June 30th, 2009
O framework MVC da Microsoft usa um determinado objeto para definir qual tipo de resultado/output a action executada deve retornar. São eles:
ContentResult – Pode ser usado para retornar textos simples.
EmptyResult – Esse serve para retornar resultados em branco, quando quiser que o output seja vazio.
HttpUnauthorizedResult – Usado quando o usuário não tem permissão para executar a action. Retorna o 401 como status da requisição.
JsonResult – Serializa um objeto em formato JSON, bom para ser usando em requisições AJAX.
RedirectResult – Resultado usado para redirecionamentos.
RedirectToRouteResult – Também usado para redirecionamentos, mas a URL está ligada a uma rota.
ViewResultBase – Classe abstrata, usada para renderizar HTMLs.
PartialViewResult – Estende ViewResultBase para renderizar as views e seus HTMLs.
BinaryResult – Classe abstrata usada para resultados binários.

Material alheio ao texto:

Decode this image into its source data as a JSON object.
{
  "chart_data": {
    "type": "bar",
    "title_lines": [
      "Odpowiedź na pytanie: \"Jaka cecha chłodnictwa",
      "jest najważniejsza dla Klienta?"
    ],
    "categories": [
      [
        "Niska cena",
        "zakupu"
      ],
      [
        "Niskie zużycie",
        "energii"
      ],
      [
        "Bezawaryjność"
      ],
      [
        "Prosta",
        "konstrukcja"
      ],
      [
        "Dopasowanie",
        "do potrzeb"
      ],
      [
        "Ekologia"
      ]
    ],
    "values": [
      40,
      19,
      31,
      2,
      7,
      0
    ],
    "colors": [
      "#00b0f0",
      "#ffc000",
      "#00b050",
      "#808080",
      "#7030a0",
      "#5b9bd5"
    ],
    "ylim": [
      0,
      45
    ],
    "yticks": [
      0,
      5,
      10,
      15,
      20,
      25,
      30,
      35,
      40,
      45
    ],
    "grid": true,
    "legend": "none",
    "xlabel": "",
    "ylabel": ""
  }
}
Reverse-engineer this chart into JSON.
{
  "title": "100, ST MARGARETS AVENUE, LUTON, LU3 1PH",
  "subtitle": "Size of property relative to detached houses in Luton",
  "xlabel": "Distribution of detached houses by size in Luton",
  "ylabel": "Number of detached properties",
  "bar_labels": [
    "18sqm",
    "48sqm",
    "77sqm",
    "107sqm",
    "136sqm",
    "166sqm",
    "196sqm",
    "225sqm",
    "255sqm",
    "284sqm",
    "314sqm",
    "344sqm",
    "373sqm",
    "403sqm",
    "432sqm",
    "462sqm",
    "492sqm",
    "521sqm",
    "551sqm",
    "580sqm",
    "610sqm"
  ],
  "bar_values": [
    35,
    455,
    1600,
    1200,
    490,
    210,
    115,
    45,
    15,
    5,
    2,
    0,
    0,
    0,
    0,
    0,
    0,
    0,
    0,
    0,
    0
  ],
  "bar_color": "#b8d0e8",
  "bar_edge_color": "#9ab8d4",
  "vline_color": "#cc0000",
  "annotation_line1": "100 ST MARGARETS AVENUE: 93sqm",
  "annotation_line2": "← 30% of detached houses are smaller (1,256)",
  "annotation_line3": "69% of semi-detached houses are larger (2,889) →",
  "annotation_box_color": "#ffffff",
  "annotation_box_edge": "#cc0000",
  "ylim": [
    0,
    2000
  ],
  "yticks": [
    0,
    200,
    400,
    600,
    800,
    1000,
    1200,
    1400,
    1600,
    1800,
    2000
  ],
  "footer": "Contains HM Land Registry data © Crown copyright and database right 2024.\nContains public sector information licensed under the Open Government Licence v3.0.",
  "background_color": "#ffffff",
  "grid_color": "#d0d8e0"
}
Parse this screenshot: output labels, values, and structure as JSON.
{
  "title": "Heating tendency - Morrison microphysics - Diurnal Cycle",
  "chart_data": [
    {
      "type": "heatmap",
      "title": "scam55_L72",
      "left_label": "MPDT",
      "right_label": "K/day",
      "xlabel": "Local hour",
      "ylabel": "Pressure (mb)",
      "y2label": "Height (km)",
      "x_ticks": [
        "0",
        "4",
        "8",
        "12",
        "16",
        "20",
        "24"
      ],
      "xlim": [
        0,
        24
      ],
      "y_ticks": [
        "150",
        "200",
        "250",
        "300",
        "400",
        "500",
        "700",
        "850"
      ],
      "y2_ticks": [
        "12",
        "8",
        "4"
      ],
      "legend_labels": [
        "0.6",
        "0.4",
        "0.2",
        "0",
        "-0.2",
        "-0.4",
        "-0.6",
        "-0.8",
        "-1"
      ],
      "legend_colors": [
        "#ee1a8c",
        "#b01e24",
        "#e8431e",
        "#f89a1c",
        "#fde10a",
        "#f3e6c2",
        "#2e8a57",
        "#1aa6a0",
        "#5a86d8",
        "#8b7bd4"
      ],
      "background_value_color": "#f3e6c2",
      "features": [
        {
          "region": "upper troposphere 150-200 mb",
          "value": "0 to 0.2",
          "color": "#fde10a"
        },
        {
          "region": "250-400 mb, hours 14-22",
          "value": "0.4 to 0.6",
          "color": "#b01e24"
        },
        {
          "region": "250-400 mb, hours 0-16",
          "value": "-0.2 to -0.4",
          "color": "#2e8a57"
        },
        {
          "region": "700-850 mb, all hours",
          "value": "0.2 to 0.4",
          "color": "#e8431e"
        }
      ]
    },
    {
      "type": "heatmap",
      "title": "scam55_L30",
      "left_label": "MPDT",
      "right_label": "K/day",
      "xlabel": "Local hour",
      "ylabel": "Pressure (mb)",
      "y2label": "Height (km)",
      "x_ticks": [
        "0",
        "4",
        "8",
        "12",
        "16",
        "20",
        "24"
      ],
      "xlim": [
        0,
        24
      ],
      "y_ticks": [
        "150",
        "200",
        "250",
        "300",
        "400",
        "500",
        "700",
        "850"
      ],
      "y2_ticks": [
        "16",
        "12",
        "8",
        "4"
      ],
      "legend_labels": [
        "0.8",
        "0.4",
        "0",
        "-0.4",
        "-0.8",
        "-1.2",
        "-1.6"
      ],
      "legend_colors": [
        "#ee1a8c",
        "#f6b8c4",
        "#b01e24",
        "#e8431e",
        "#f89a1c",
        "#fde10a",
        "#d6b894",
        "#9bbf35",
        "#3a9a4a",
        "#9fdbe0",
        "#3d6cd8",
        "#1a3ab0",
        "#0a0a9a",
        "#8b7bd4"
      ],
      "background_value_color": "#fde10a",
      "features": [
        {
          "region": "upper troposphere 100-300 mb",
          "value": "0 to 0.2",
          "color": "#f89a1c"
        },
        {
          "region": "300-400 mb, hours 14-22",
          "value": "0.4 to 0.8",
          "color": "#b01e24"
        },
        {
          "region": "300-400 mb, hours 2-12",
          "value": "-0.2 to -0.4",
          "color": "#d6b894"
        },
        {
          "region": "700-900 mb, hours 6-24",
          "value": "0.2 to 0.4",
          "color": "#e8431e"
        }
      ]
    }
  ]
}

BinaryStreamResult – Estende BinaryResult, pode ser usado para escrever imagens direto no stream do resutado.
Porém, em alguns casos, retornar um texto simples, ou um JSON pequeninho, é meio chato. Considere o código abaixo:
JsonResult json = new JsonResult();
json.ContentType = "text/javascript";
json.Data = new { success = true };
return json;
Isso poderia ser mais simples não? Porém, a classe JsonResult, e nenhuma outra ActionResult aceita parâmetros no construtor. Por isso criei duas classes que podem ser usadas como ActionResult, para simplificar essa tarefa. Elas devem ser usadas assim:
return new SimpleResult("Hello World");
return new SimpleResult(1);
return new SimpleResult(1257.14);
return new SimpleResult(true);
e
return new SimpleJsonResult(new { success = true });
Pronto, agora é hora de refatorar código.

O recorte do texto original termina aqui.